An NDP government, he said, would return to “fact-based decision making, rather than decision-based fact making.”
Denesiuk said a Trudeau government would be “open by default.”
Cannings, Denesiuk and Troy all said their parties are committed to reinstituting the long-form census eliminated by the Tories in 2010.
Neufeld said that federal scientists publish about 4,000 papers each year and that federal employees are required to respond to media questions about their own work.
All three opposition party candidates pledged that a government of theirs would restore funding for the CBC that has been cut by the Conservative government.
Neufeld defended the cuts, pointing out that when the recession hit and reduced government revenues, the Tories committed not to cut transfers to the provinces. Rather, they instructed all departments to trim costs by 10 per cent.

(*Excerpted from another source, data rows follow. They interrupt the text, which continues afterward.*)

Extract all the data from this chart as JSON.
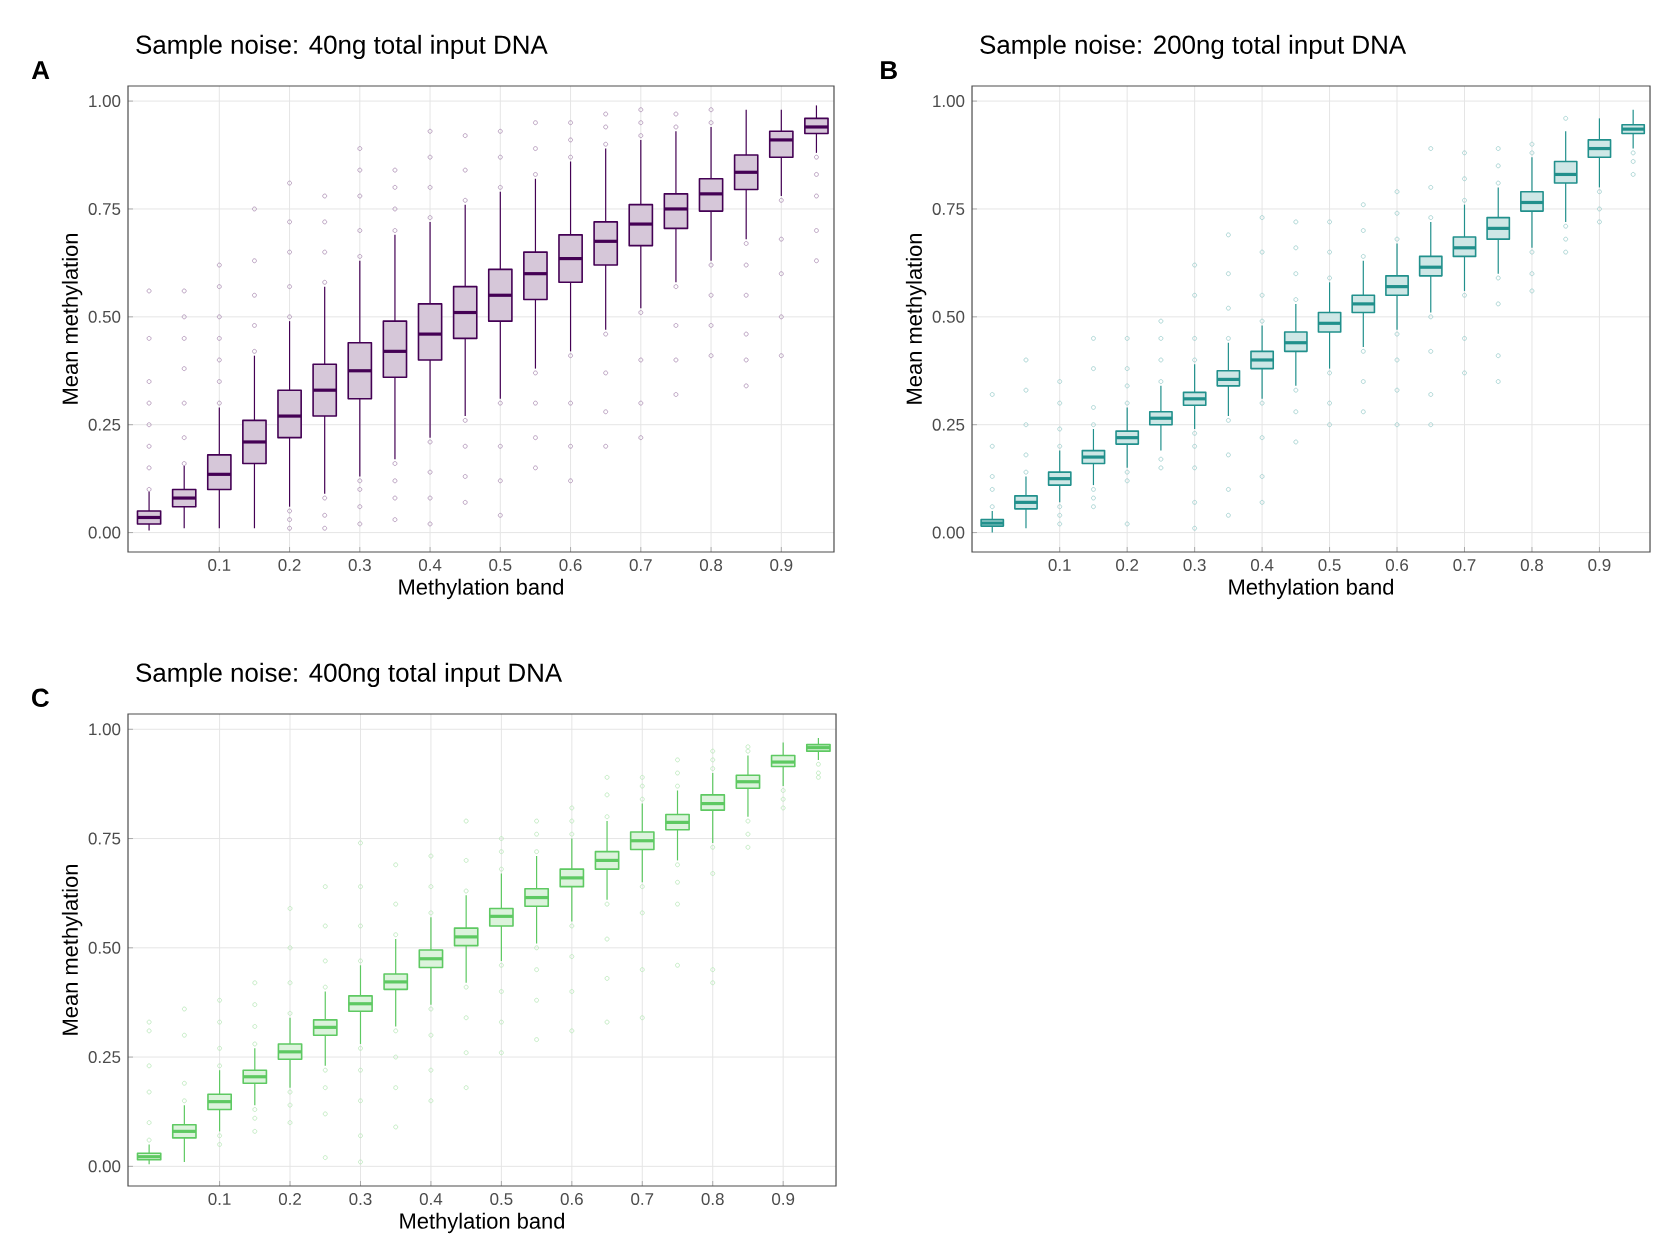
{
  "chart_data": [
    {
      "type": "box",
      "title": "Sample noise: 40ng total input DNA",
      "annotations": [
        "A"
      ],
      "xlabel": "Methylation band",
      "ylabel": "Mean methylation",
      "color": "#440154",
      "grid": true,
      "xlim": [
        -0.03,
        0.975
      ],
      "ylim": [
        -0.045,
        1.035
      ],
      "xticks": [
        0.1,
        0.2,
        0.3,
        0.4,
        0.5,
        0.6,
        0.7,
        0.8,
        0.9
      ],
      "yticks": [
        {
          "value": 0,
          "label": "0.00"
        },
        {
          "value": 0.25,
          "label": "0.25"
        },
        {
          "value": 0.5,
          "label": "0.50"
        },
        {
          "value": 0.75,
          "label": "0.75"
        },
        {
          "value": 1,
          "label": "1.00"
        }
      ],
      "x": [
        0,
        0.05,
        0.1,
        0.15,
        0.2,
        0.25,
        0.3,
        0.35,
        0.4,
        0.45,
        0.5,
        0.55,
        0.6,
        0.65,
        0.7,
        0.75,
        0.8,
        0.85,
        0.9,
        0.95
      ],
      "boxes": [
        {
          "low": 0.005,
          "q1": 0.02,
          "median": 0.035,
          "q3": 0.05,
          "high": 0.095,
          "outliers": [
            0.1,
            0.15,
            0.2,
            0.25,
            0.3,
            0.35,
            0.45,
            0.56
          ]
        },
        {
          "low": 0.01,
          "q1": 0.06,
          "median": 0.08,
          "q3": 0.1,
          "high": 0.155,
          "outliers": [
            0.16,
            0.22,
            0.3,
            0.38,
            0.45,
            0.5,
            0.56
          ]
        },
        {
          "low": 0.01,
          "q1": 0.1,
          "median": 0.135,
          "q3": 0.18,
          "high": 0.29,
          "outliers": [
            0.3,
            0.35,
            0.4,
            0.45,
            0.5,
            0.57,
            0.62
          ]
        },
        {
          "low": 0.01,
          "q1": 0.16,
          "median": 0.21,
          "q3": 0.26,
          "high": 0.41,
          "outliers": [
            0.42,
            0.48,
            0.55,
            0.63,
            0.75
          ]
        },
        {
          "low": 0.06,
          "q1": 0.22,
          "median": 0.27,
          "q3": 0.33,
          "high": 0.49,
          "outliers": [
            0.01,
            0.03,
            0.05,
            0.5,
            0.57,
            0.65,
            0.72,
            0.81
          ]
        },
        {
          "low": 0.09,
          "q1": 0.27,
          "median": 0.33,
          "q3": 0.39,
          "high": 0.57,
          "outliers": [
            0.01,
            0.04,
            0.08,
            0.58,
            0.65,
            0.72,
            0.78
          ]
        },
        {
          "low": 0.13,
          "q1": 0.31,
          "median": 0.375,
          "q3": 0.44,
          "high": 0.63,
          "outliers": [
            0.02,
            0.06,
            0.1,
            0.12,
            0.64,
            0.7,
            0.78,
            0.84,
            0.89
          ]
        },
        {
          "low": 0.17,
          "q1": 0.36,
          "median": 0.42,
          "q3": 0.49,
          "high": 0.69,
          "outliers": [
            0.03,
            0.08,
            0.12,
            0.16,
            0.7,
            0.75,
            0.8,
            0.84
          ]
        },
        {
          "low": 0.22,
          "q1": 0.4,
          "median": 0.46,
          "q3": 0.53,
          "high": 0.72,
          "outliers": [
            0.02,
            0.08,
            0.14,
            0.21,
            0.73,
            0.8,
            0.87,
            0.93
          ]
        },
        {
          "low": 0.27,
          "q1": 0.45,
          "median": 0.51,
          "q3": 0.57,
          "high": 0.76,
          "outliers": [
            0.07,
            0.13,
            0.2,
            0.26,
            0.77,
            0.84,
            0.92
          ]
        },
        {
          "low": 0.31,
          "q1": 0.49,
          "median": 0.55,
          "q3": 0.61,
          "high": 0.79,
          "outliers": [
            0.04,
            0.12,
            0.2,
            0.3,
            0.8,
            0.87,
            0.93
          ]
        },
        {
          "low": 0.38,
          "q1": 0.54,
          "median": 0.6,
          "q3": 0.65,
          "high": 0.82,
          "outliers": [
            0.15,
            0.22,
            0.3,
            0.37,
            0.83,
            0.89,
            0.95
          ]
        },
        {
          "low": 0.42,
          "q1": 0.58,
          "median": 0.635,
          "q3": 0.69,
          "high": 0.86,
          "outliers": [
            0.12,
            0.2,
            0.3,
            0.41,
            0.87,
            0.91,
            0.95
          ]
        },
        {
          "low": 0.47,
          "q1": 0.62,
          "median": 0.675,
          "q3": 0.72,
          "high": 0.89,
          "outliers": [
            0.2,
            0.28,
            0.37,
            0.46,
            0.9,
            0.94,
            0.97
          ]
        },
        {
          "low": 0.52,
          "q1": 0.665,
          "median": 0.715,
          "q3": 0.76,
          "high": 0.91,
          "outliers": [
            0.22,
            0.3,
            0.4,
            0.51,
            0.92,
            0.95,
            0.98
          ]
        },
        {
          "low": 0.58,
          "q1": 0.705,
          "median": 0.75,
          "q3": 0.785,
          "high": 0.93,
          "outliers": [
            0.32,
            0.4,
            0.48,
            0.57,
            0.94,
            0.97
          ]
        },
        {
          "low": 0.63,
          "q1": 0.745,
          "median": 0.785,
          "q3": 0.82,
          "high": 0.94,
          "outliers": [
            0.41,
            0.48,
            0.55,
            0.62,
            0.95,
            0.98
          ]
        },
        {
          "low": 0.68,
          "q1": 0.795,
          "median": 0.835,
          "q3": 0.875,
          "high": 0.98,
          "outliers": [
            0.34,
            0.4,
            0.46,
            0.55,
            0.62,
            0.67
          ]
        },
        {
          "low": 0.78,
          "q1": 0.87,
          "median": 0.91,
          "q3": 0.93,
          "high": 0.98,
          "outliers": [
            0.41,
            0.5,
            0.6,
            0.68,
            0.77
          ]
        },
        {
          "low": 0.88,
          "q1": 0.925,
          "median": 0.94,
          "q3": 0.96,
          "high": 0.99,
          "outliers": [
            0.63,
            0.7,
            0.78,
            0.83,
            0.87
          ]
        }
      ]
    },
    {
      "type": "box",
      "title": "Sample noise: 200ng total input DNA",
      "annotations": [
        "B"
      ],
      "xlabel": "Methylation band",
      "ylabel": "Mean methylation",
      "color": "#21908c",
      "grid": true,
      "xlim": [
        -0.03,
        0.975
      ],
      "ylim": [
        -0.045,
        1.035
      ],
      "xticks": [
        0.1,
        0.2,
        0.3,
        0.4,
        0.5,
        0.6,
        0.7,
        0.8,
        0.9
      ],
      "yticks": [
        {
          "value": 0,
          "label": "0.00"
        },
        {
          "value": 0.25,
          "label": "0.25"
        },
        {
          "value": 0.5,
          "label": "0.50"
        },
        {
          "value": 0.75,
          "label": "0.75"
        },
        {
          "value": 1,
          "label": "1.00"
        }
      ],
      "x": [
        0,
        0.05,
        0.1,
        0.15,
        0.2,
        0.25,
        0.3,
        0.35,
        0.4,
        0.45,
        0.5,
        0.55,
        0.6,
        0.65,
        0.7,
        0.75,
        0.8,
        0.85,
        0.9,
        0.95
      ],
      "boxes": [
        {
          "low": 0.0,
          "q1": 0.015,
          "median": 0.022,
          "q3": 0.03,
          "high": 0.05,
          "outliers": [
            0.06,
            0.1,
            0.13,
            0.2,
            0.32
          ]
        },
        {
          "low": 0.01,
          "q1": 0.055,
          "median": 0.07,
          "q3": 0.085,
          "high": 0.13,
          "outliers": [
            0.14,
            0.18,
            0.25,
            0.33,
            0.4
          ]
        },
        {
          "low": 0.07,
          "q1": 0.11,
          "median": 0.125,
          "q3": 0.14,
          "high": 0.19,
          "outliers": [
            0.02,
            0.04,
            0.06,
            0.2,
            0.24,
            0.3,
            0.35
          ]
        },
        {
          "low": 0.11,
          "q1": 0.16,
          "median": 0.175,
          "q3": 0.19,
          "high": 0.24,
          "outliers": [
            0.06,
            0.08,
            0.1,
            0.25,
            0.29,
            0.38,
            0.45
          ]
        },
        {
          "low": 0.15,
          "q1": 0.205,
          "median": 0.22,
          "q3": 0.235,
          "high": 0.29,
          "outliers": [
            0.02,
            0.12,
            0.14,
            0.3,
            0.34,
            0.38,
            0.45
          ]
        },
        {
          "low": 0.19,
          "q1": 0.25,
          "median": 0.265,
          "q3": 0.28,
          "high": 0.34,
          "outliers": [
            0.15,
            0.17,
            0.35,
            0.4,
            0.45,
            0.49
          ]
        },
        {
          "low": 0.24,
          "q1": 0.295,
          "median": 0.31,
          "q3": 0.325,
          "high": 0.39,
          "outliers": [
            0.01,
            0.07,
            0.15,
            0.2,
            0.23,
            0.4,
            0.45,
            0.55,
            0.62
          ]
        },
        {
          "low": 0.27,
          "q1": 0.34,
          "median": 0.355,
          "q3": 0.375,
          "high": 0.44,
          "outliers": [
            0.04,
            0.1,
            0.18,
            0.26,
            0.45,
            0.52,
            0.6,
            0.69
          ]
        },
        {
          "low": 0.31,
          "q1": 0.38,
          "median": 0.4,
          "q3": 0.42,
          "high": 0.48,
          "outliers": [
            0.07,
            0.13,
            0.22,
            0.3,
            0.49,
            0.55,
            0.65,
            0.73
          ]
        },
        {
          "low": 0.34,
          "q1": 0.42,
          "median": 0.44,
          "q3": 0.465,
          "high": 0.53,
          "outliers": [
            0.21,
            0.28,
            0.33,
            0.54,
            0.6,
            0.66,
            0.72
          ]
        },
        {
          "low": 0.38,
          "q1": 0.465,
          "median": 0.485,
          "q3": 0.51,
          "high": 0.58,
          "outliers": [
            0.25,
            0.3,
            0.37,
            0.59,
            0.65,
            0.72
          ]
        },
        {
          "low": 0.43,
          "q1": 0.51,
          "median": 0.53,
          "q3": 0.55,
          "high": 0.63,
          "outliers": [
            0.28,
            0.35,
            0.42,
            0.64,
            0.7,
            0.76
          ]
        },
        {
          "low": 0.47,
          "q1": 0.55,
          "median": 0.57,
          "q3": 0.595,
          "high": 0.67,
          "outliers": [
            0.25,
            0.33,
            0.4,
            0.46,
            0.68,
            0.74,
            0.79
          ]
        },
        {
          "low": 0.51,
          "q1": 0.595,
          "median": 0.615,
          "q3": 0.64,
          "high": 0.72,
          "outliers": [
            0.25,
            0.32,
            0.42,
            0.5,
            0.73,
            0.8,
            0.89
          ]
        },
        {
          "low": 0.56,
          "q1": 0.64,
          "median": 0.66,
          "q3": 0.685,
          "high": 0.76,
          "outliers": [
            0.37,
            0.45,
            0.55,
            0.77,
            0.82,
            0.88
          ]
        },
        {
          "low": 0.6,
          "q1": 0.68,
          "median": 0.705,
          "q3": 0.73,
          "high": 0.8,
          "outliers": [
            0.35,
            0.41,
            0.53,
            0.59,
            0.81,
            0.85,
            0.89
          ]
        },
        {
          "low": 0.66,
          "q1": 0.745,
          "median": 0.765,
          "q3": 0.79,
          "high": 0.87,
          "outliers": [
            0.56,
            0.6,
            0.65,
            0.88,
            0.9
          ]
        },
        {
          "low": 0.72,
          "q1": 0.81,
          "median": 0.83,
          "q3": 0.86,
          "high": 0.93,
          "outliers": [
            0.65,
            0.68,
            0.71,
            0.96
          ]
        },
        {
          "low": 0.8,
          "q1": 0.87,
          "median": 0.89,
          "q3": 0.91,
          "high": 0.96,
          "outliers": [
            0.72,
            0.75,
            0.79
          ]
        },
        {
          "low": 0.89,
          "q1": 0.925,
          "median": 0.935,
          "q3": 0.945,
          "high": 0.98,
          "outliers": [
            0.83,
            0.86,
            0.88
          ]
        }
      ]
    },
    {
      "type": "box",
      "title": "Sample noise: 400ng total input DNA",
      "annotations": [
        "C"
      ],
      "xlabel": "Methylation band",
      "ylabel": "Mean methylation",
      "color": "#5ec962",
      "grid": true,
      "xlim": [
        -0.03,
        0.975
      ],
      "ylim": [
        -0.045,
        1.035
      ],
      "xticks": [
        0.1,
        0.2,
        0.3,
        0.4,
        0.5,
        0.6,
        0.7,
        0.8,
        0.9
      ],
      "yticks": [
        {
          "value": 0,
          "label": "0.00"
        },
        {
          "value": 0.25,
          "label": "0.25"
        },
        {
          "value": 0.5,
          "label": "0.50"
        },
        {
          "value": 0.75,
          "label": "0.75"
        },
        {
          "value": 1,
          "label": "1.00"
        }
      ],
      "x": [
        0,
        0.05,
        0.1,
        0.15,
        0.2,
        0.25,
        0.3,
        0.35,
        0.4,
        0.45,
        0.5,
        0.55,
        0.6,
        0.65,
        0.7,
        0.75,
        0.8,
        0.85,
        0.9,
        0.95
      ],
      "boxes": [
        {
          "low": 0.005,
          "q1": 0.015,
          "median": 0.022,
          "q3": 0.03,
          "high": 0.05,
          "outliers": [
            0.06,
            0.1,
            0.17,
            0.23,
            0.31,
            0.33
          ]
        },
        {
          "low": 0.01,
          "q1": 0.065,
          "median": 0.08,
          "q3": 0.095,
          "high": 0.14,
          "outliers": [
            0.15,
            0.19,
            0.3,
            0.36
          ]
        },
        {
          "low": 0.08,
          "q1": 0.13,
          "median": 0.148,
          "q3": 0.165,
          "high": 0.22,
          "outliers": [
            0.05,
            0.07,
            0.23,
            0.27,
            0.33,
            0.38
          ]
        },
        {
          "low": 0.14,
          "q1": 0.19,
          "median": 0.205,
          "q3": 0.22,
          "high": 0.27,
          "outliers": [
            0.08,
            0.11,
            0.13,
            0.28,
            0.32,
            0.37,
            0.42
          ]
        },
        {
          "low": 0.18,
          "q1": 0.245,
          "median": 0.262,
          "q3": 0.28,
          "high": 0.34,
          "outliers": [
            0.1,
            0.14,
            0.17,
            0.35,
            0.42,
            0.5,
            0.59
          ]
        },
        {
          "low": 0.23,
          "q1": 0.3,
          "median": 0.318,
          "q3": 0.335,
          "high": 0.4,
          "outliers": [
            0.02,
            0.12,
            0.18,
            0.22,
            0.41,
            0.47,
            0.55,
            0.64
          ]
        },
        {
          "low": 0.28,
          "q1": 0.355,
          "median": 0.372,
          "q3": 0.39,
          "high": 0.46,
          "outliers": [
            0.01,
            0.07,
            0.15,
            0.22,
            0.27,
            0.47,
            0.55,
            0.64,
            0.74
          ]
        },
        {
          "low": 0.32,
          "q1": 0.405,
          "median": 0.422,
          "q3": 0.44,
          "high": 0.52,
          "outliers": [
            0.09,
            0.18,
            0.25,
            0.31,
            0.53,
            0.6,
            0.69
          ]
        },
        {
          "low": 0.37,
          "q1": 0.455,
          "median": 0.475,
          "q3": 0.495,
          "high": 0.57,
          "outliers": [
            0.15,
            0.22,
            0.3,
            0.36,
            0.58,
            0.64,
            0.71
          ]
        },
        {
          "low": 0.42,
          "q1": 0.505,
          "median": 0.525,
          "q3": 0.545,
          "high": 0.62,
          "outliers": [
            0.18,
            0.26,
            0.34,
            0.41,
            0.63,
            0.7,
            0.79
          ]
        },
        {
          "low": 0.47,
          "q1": 0.55,
          "median": 0.572,
          "q3": 0.59,
          "high": 0.67,
          "outliers": [
            0.26,
            0.33,
            0.4,
            0.46,
            0.68,
            0.72,
            0.75
          ]
        },
        {
          "low": 0.51,
          "q1": 0.595,
          "median": 0.615,
          "q3": 0.635,
          "high": 0.71,
          "outliers": [
            0.29,
            0.38,
            0.45,
            0.5,
            0.72,
            0.76,
            0.79
          ]
        },
        {
          "low": 0.56,
          "q1": 0.64,
          "median": 0.66,
          "q3": 0.68,
          "high": 0.75,
          "outliers": [
            0.31,
            0.4,
            0.48,
            0.55,
            0.76,
            0.79,
            0.82
          ]
        },
        {
          "low": 0.61,
          "q1": 0.68,
          "median": 0.7,
          "q3": 0.72,
          "high": 0.79,
          "outliers": [
            0.33,
            0.43,
            0.52,
            0.6,
            0.8,
            0.85,
            0.89
          ]
        },
        {
          "low": 0.65,
          "q1": 0.725,
          "median": 0.745,
          "q3": 0.765,
          "high": 0.83,
          "outliers": [
            0.34,
            0.45,
            0.58,
            0.64,
            0.84,
            0.87,
            0.89
          ]
        },
        {
          "low": 0.7,
          "q1": 0.77,
          "median": 0.787,
          "q3": 0.805,
          "high": 0.86,
          "outliers": [
            0.46,
            0.6,
            0.65,
            0.69,
            0.87,
            0.9,
            0.93
          ]
        },
        {
          "low": 0.74,
          "q1": 0.815,
          "median": 0.83,
          "q3": 0.85,
          "high": 0.9,
          "outliers": [
            0.42,
            0.45,
            0.67,
            0.73,
            0.91,
            0.93,
            0.95
          ]
        },
        {
          "low": 0.8,
          "q1": 0.865,
          "median": 0.88,
          "q3": 0.895,
          "high": 0.94,
          "outliers": [
            0.73,
            0.76,
            0.79,
            0.95,
            0.96
          ]
        },
        {
          "low": 0.87,
          "q1": 0.915,
          "median": 0.925,
          "q3": 0.94,
          "high": 0.97,
          "outliers": [
            0.82,
            0.84,
            0.86
          ]
        },
        {
          "low": 0.93,
          "q1": 0.95,
          "median": 0.958,
          "q3": 0.965,
          "high": 0.98,
          "outliers": [
            0.89,
            0.9,
            0.92
          ]
        }
      ]
    }
  ]
}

The CBC’s federal support went from about $1 billion to $900 million a year.
The CBC, said Neufeld, has the same access to advertising revenue as private broadcasters, “who manage to turn a profit” and yet it needs the federal subsidy. “I think $900 million is more than enough.”
The opposition candidates all favour electoral reform including some sort of proportional representation.
Denesiuk said Trudeau has committed that “this will be the last first-past- the-post election” and that an all-party committee will come up with a proposed system to take to Parliament.
Canning said the NDP favours a “mixed member” proportional representation system that would see some MPs elected at large and some from individual ridings.
Neufeld said he prefers the current “Westminster system” that Canada chose in 1867. He added, however, that he would be open to a change in system provided Canadians were polled in a referendum.
All four candidates saw merit in the idea of a national park in the South Okanagan, provided accommodation can be found for current users of the grasslands in question.